Although we observed the advantage that the virtualized distributed processing system has for the execution of the algorithms considered, only one possible configuration offered by CECAD was used, which was limited to the requests of the researchers at the time of executing the algorithms. To consider this aspect in additional work, the availability of resources held in CECAD for an average researcher as well as the time allocated for their use can be included in the study. About this, it is necessary to take in account the request in the way that the administration can manage these resources and not leave other researchers without access.

For further research, the report [50,51] can be taken as a reference since greater size and complexity of the test functions can be considered for testing the efficacy of the distributed system. In the first place, the report [50] can be considered for the testing of bio-inspired algorithms using parallel PC cluster systems for large-scale multimodal functions; secondly, the functions discussed in [51] can be used to observe the problem complexity.

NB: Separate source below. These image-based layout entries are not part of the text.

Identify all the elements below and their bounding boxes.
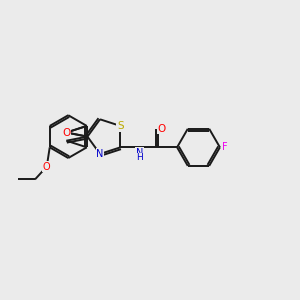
Text: O: O [62,128,70,137]
Text: F: F [222,142,228,152]
Text: N: N [136,148,143,158]
Text: N: N [96,149,104,159]
Text: S: S [117,121,124,131]
Text: O: O [43,162,51,172]
Text: O: O [157,124,166,134]
Text: H: H [136,153,143,162]
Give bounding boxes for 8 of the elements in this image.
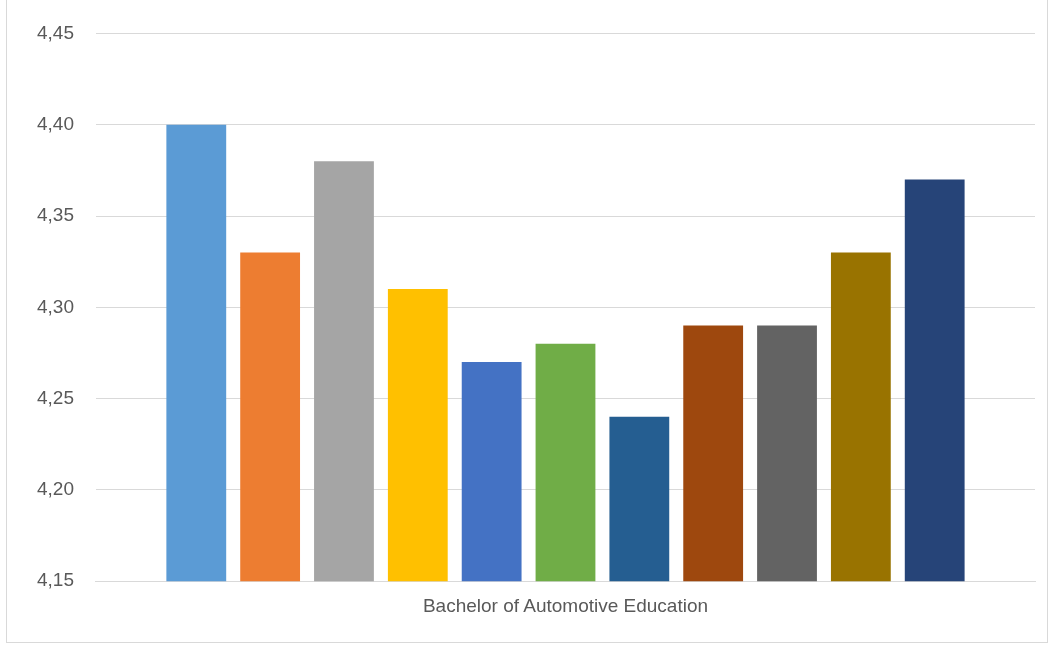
y-tick-label: 4,40 (37, 112, 74, 134)
y-tick-label: 4,30 (37, 295, 74, 317)
y-tick-label: 4,20 (37, 478, 74, 500)
x-tick-label: Bachelor of Automotive Education (422, 594, 709, 616)
y-tick-label: 4,25 (37, 386, 74, 408)
y-tick-label: 4,45 (37, 21, 74, 43)
y-tick-label: 4,15 (37, 569, 74, 591)
y-tick-label: 4,35 (37, 204, 74, 226)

Considering the restrictions of CECAD for extending this work, other computing systems can be considered, such as a non-homogeneous cluster of PCs; and a cluster with mini PCs, such as small single-board computers like Raspberry Pi. Additionally, we could consider evaluate various ways of distributing the execution of bio-inspired optimization algorithms.

10. Conclusions

Aiming at a wide range of experiments, the tests were performed with three bio-inspired algorithms under different parameter configurations using eight test functions which had different characteristics. To have comparable results, the well-known bio-inspired optimization algorithms GA, DE, and PSO were used.

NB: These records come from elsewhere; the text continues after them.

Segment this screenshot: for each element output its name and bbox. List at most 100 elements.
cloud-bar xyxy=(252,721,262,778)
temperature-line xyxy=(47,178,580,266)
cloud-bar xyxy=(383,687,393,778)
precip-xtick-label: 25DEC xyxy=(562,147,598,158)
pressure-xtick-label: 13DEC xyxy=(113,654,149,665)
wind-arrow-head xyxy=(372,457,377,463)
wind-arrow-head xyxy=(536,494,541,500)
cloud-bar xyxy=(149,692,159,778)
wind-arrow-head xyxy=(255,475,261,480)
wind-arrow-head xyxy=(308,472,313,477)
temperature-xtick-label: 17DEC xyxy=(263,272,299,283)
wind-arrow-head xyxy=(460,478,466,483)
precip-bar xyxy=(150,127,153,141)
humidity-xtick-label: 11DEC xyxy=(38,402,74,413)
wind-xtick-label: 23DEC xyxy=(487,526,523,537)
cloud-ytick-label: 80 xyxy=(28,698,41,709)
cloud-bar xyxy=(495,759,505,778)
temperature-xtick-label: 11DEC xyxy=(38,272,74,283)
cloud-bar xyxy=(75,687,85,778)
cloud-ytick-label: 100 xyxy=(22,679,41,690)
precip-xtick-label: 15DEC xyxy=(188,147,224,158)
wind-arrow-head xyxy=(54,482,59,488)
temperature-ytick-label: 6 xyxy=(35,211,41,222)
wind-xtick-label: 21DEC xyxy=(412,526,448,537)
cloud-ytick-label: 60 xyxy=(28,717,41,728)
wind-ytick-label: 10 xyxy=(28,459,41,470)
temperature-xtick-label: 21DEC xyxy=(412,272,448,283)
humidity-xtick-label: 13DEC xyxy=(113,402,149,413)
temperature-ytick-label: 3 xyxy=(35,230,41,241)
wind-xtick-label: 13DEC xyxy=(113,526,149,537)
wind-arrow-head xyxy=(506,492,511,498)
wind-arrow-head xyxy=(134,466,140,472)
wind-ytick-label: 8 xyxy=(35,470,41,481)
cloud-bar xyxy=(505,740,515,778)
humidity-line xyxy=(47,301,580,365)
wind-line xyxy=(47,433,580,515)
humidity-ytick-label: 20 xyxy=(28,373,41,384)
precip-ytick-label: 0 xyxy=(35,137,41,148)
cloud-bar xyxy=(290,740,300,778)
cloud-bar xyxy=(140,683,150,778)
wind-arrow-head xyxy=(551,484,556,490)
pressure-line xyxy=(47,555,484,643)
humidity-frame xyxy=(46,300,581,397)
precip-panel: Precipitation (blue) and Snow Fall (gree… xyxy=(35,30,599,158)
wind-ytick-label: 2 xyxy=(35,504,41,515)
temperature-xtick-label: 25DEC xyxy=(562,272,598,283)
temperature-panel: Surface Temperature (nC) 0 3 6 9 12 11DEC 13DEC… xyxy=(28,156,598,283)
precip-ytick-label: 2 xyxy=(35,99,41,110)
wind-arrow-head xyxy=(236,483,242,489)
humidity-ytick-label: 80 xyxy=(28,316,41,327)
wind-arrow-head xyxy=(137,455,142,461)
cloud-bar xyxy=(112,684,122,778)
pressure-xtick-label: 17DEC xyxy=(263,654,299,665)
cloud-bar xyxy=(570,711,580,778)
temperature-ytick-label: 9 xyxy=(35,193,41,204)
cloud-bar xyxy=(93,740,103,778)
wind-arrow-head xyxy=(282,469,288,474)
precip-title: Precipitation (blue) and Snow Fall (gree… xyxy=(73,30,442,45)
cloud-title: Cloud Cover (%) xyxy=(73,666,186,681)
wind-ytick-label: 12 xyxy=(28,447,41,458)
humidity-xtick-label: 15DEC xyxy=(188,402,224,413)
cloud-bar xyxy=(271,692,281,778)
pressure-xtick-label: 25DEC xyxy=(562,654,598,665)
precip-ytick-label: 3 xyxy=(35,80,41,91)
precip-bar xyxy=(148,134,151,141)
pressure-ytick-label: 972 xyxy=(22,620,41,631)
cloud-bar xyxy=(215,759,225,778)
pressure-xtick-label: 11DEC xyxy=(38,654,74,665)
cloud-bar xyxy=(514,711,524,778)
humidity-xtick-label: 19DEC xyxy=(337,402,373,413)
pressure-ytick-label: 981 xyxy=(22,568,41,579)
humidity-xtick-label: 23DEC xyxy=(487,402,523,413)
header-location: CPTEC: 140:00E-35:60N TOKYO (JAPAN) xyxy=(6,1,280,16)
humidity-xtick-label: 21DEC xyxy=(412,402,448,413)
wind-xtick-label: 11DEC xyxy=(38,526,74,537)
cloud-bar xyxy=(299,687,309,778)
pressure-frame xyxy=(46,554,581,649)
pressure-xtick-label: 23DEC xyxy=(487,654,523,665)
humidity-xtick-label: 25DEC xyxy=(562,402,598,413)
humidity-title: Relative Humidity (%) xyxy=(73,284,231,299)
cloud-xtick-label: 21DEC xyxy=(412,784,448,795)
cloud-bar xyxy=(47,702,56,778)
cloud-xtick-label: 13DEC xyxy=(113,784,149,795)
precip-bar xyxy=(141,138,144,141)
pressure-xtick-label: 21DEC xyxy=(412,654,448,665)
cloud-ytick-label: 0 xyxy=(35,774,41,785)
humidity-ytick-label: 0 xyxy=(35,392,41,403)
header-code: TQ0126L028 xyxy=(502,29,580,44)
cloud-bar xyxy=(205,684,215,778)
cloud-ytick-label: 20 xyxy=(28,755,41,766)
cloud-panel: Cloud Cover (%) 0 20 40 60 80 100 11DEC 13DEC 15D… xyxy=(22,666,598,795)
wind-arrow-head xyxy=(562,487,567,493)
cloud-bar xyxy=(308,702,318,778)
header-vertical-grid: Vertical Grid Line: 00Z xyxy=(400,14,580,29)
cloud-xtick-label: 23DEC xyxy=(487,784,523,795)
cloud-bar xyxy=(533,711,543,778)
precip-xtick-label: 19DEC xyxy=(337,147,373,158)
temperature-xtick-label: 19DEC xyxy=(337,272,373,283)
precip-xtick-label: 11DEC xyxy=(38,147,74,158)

The results showed that the value of the target function is not affected by the distributed virtualization scheme, while the run-time is reduced by using the distributed virtualization system. Thus, the algorithms can be executed on different machines without affecting the result.

Distributed and virtualization technologies can optimize performance and simplify the management of the information infrastructure, as they do when running bio-inspired optimization algorithms. As seen in the results, the processing time decreases when using the CECAD.

In the development of this work it was observed that the distributed virtualization system under consideration is an adequate platform for the execution of bio-inspired optimization algorithms. However, in the case of CECAD, the amount of resources and the computing capacity are subjected to the number of requests made by the researchers.